In alcuni sogni sperimentiamo il brivido del volo e quando si è giovani, talvolta precipitiamo velocemente sino a toccare il materasso e a riaprire spontaneamente gli occhi.
L’idea di andare verso l’alto accompagna l’escursione montana di chi vuole raggiungere una vetta e guardare il mondo da lontano.
Crescendo, la fisicità del volo inizia a trasferirsi nel pensiero e prima o poi, quel desiderio di elevarsi tocca le corde dello spirito e conosce l’ebbrezza di un viaggio che per qualche istante sembra abbandonare il peso e il limite del proprio corpo.
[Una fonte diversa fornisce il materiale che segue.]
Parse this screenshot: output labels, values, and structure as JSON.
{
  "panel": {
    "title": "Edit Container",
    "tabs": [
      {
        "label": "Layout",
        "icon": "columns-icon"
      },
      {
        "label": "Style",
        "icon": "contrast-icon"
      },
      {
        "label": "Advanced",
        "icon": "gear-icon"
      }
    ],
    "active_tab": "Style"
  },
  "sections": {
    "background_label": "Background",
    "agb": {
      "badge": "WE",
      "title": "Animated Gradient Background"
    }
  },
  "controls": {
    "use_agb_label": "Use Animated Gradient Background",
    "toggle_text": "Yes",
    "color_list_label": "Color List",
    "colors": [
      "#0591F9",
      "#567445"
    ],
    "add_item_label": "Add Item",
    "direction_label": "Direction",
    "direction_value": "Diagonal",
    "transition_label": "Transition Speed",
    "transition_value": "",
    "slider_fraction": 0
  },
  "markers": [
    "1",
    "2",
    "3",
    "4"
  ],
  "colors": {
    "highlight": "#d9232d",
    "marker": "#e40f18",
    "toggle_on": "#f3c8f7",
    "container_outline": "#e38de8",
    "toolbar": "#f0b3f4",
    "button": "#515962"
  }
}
Quando Gesù ritorna al Padre ha ormai raggiunto il grado più alto che l’umanità possa conoscere e ha tracciato un percorso che diventa una mappa affidata ai suoi discepoli.
Il Vangelo è carta da decifrare ogni giorno e chiunque cerchi un dono d’ali per innalzarsi e per provare a conoscere meglio e di più le geometrie di un altro volo, ma anche per provare a frequentare diversamente questa terra.
In più di un’occasione quel volo corre il rischio di essere dirottato dalle nostre paure, dall’ansia e dalla gravità dei problemi che non riusciamo a risolvere.
Non ha alcuna importanza. Domani è sempre un giorno nuovo in cui ritentare e sapere che qualcuno c’è riuscito è un motivo sufficiente per non abbandonare.
E quando il viaggio è autentico, si ritorna senza troppa presunzione e si condivide umilmente la propria esperienza.
Andare verso l’alto è sempre un andare verso l’Altro: quello che siede alla destra del Padre, ma anche quello che resta prigioniero su questa terra.